The NSPCC Young Witness Service deals with around 50 cases a year in the Truro area.
It helps young witnesses to be more confident and better equipped to handle court proceedings, reducing the impact of a potentially traumatising experience.
"We've worked with children as young as five years old who are taking part in a criminal trial," says children's services manager Sarah Allum.
"Many of these young people are giving evidence about their own sexual abuse and, without the right support, a court case can heap more trauma on an already damaged child."
The young witness work is reliant on trained volunteers supervised by qualified staff to continue its work.
The new base is equipped with improved facilities for training volunteers and for preparing and supporting child witnesses giving evidence.
This includes a remote video link and the NSPCC is negotiating agreements and protocols with the courts for this new facility.
The young witness support service is predominantly financed by supporters of the charity, along with a contribution from the Cornwall Local Safeguarding Children Board.
Devon and Cornwall Local Criminal Justice Board and Her Majesty's Courts Services have also provided substantial funding to help develop the remote video link. The family support team's work is totally funded by fundraising and donations.
Local supporters and representatives of agencies that work in partnership with the NSPCC throughout Cornwall have been invited to visit the new base.

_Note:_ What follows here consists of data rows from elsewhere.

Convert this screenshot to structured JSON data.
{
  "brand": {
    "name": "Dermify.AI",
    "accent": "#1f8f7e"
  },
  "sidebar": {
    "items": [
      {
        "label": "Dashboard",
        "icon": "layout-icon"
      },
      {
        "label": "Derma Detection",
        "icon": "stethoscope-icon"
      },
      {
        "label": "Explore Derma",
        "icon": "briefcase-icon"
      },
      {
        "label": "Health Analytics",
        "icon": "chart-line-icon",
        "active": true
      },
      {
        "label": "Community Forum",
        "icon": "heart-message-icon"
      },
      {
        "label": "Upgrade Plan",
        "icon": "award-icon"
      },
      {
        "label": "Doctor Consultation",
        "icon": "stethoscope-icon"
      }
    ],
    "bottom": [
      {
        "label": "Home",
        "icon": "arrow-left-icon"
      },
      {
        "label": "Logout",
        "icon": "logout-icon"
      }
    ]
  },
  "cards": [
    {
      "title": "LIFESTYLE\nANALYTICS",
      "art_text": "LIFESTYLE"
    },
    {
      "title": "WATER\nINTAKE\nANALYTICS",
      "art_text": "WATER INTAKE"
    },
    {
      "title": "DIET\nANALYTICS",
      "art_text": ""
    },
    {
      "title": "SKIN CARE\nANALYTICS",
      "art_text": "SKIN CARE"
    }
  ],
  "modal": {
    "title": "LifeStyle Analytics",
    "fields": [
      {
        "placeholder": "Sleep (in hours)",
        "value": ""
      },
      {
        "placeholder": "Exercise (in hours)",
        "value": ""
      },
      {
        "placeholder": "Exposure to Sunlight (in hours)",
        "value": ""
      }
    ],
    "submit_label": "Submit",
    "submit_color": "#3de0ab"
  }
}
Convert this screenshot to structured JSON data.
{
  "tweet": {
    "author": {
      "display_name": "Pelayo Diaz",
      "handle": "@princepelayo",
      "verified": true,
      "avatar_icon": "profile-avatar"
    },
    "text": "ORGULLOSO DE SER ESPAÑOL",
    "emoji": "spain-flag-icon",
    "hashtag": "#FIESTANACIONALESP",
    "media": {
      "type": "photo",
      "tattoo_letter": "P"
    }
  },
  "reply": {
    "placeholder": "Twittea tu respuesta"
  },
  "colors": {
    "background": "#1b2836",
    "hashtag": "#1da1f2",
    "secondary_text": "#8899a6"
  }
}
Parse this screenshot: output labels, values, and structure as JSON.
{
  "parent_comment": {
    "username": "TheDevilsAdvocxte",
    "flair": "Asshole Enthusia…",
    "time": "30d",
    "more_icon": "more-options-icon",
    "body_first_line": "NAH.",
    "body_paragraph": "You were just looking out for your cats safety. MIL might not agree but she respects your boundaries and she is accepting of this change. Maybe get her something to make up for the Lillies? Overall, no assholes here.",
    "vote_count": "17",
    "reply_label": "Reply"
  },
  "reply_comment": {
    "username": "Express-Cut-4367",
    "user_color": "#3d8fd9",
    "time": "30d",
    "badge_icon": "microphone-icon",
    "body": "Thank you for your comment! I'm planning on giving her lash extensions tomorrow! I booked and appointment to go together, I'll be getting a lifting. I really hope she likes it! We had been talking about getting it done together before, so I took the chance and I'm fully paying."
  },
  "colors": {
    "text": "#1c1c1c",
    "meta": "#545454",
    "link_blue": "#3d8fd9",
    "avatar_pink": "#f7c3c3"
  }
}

Local law firm Stephens and Scown has adopted the NSPCC as its official charity in Cornwall and more support from both businesses and individuals is actively being sought to continue the work already underway so that more local children can be helped.
Alison Armer, community fund-raising manager for the NSPCC in Cornwall, said: "We are committed to working directly to help children and families through local projects to bring about an end to child abuse, but we will always need the support of the general public.
"The NSPCC's fund-raising committees in east and west Cornwall help us raise the vital funds to do what we do for children, as more than 85% of what the NSPCC spends comes from donations and fund-raising. Without that support we could do nothing.
"Anyone who would like to join them would be more than welcome to take part in range of fantastic events. Alternatively, we have a number of fund-raising ideas people can take on alone or with friends and family."
To help raise funds call Mrs Armer on 01752 846218 or contact the Community Appeals Office on 01823 346346.
As well as providing specialist local services based in communities like Truro, the NSPCC helpline – 0808 800 5000 – is open 24 hours a day, seven days a week to provide advice and support to anyone concerned about a child's welfare. Calls to the helpline are free. Expert advice is also available online at www.nspcc.org.uk
The NSPCC and ChildLine formally joined forces in February, 2006, with the aim of helping and protecting more children. ChildLine is the UK's free, confidential 24-hour helpline for children and young people. Trained volunteer counsellors comfort, advise and protect children and young people.
ChildLine, now one of the NSPCC's listening services, still has the same well known telephone number – 0800 1111 – and children and young people can still call 24 hours a day.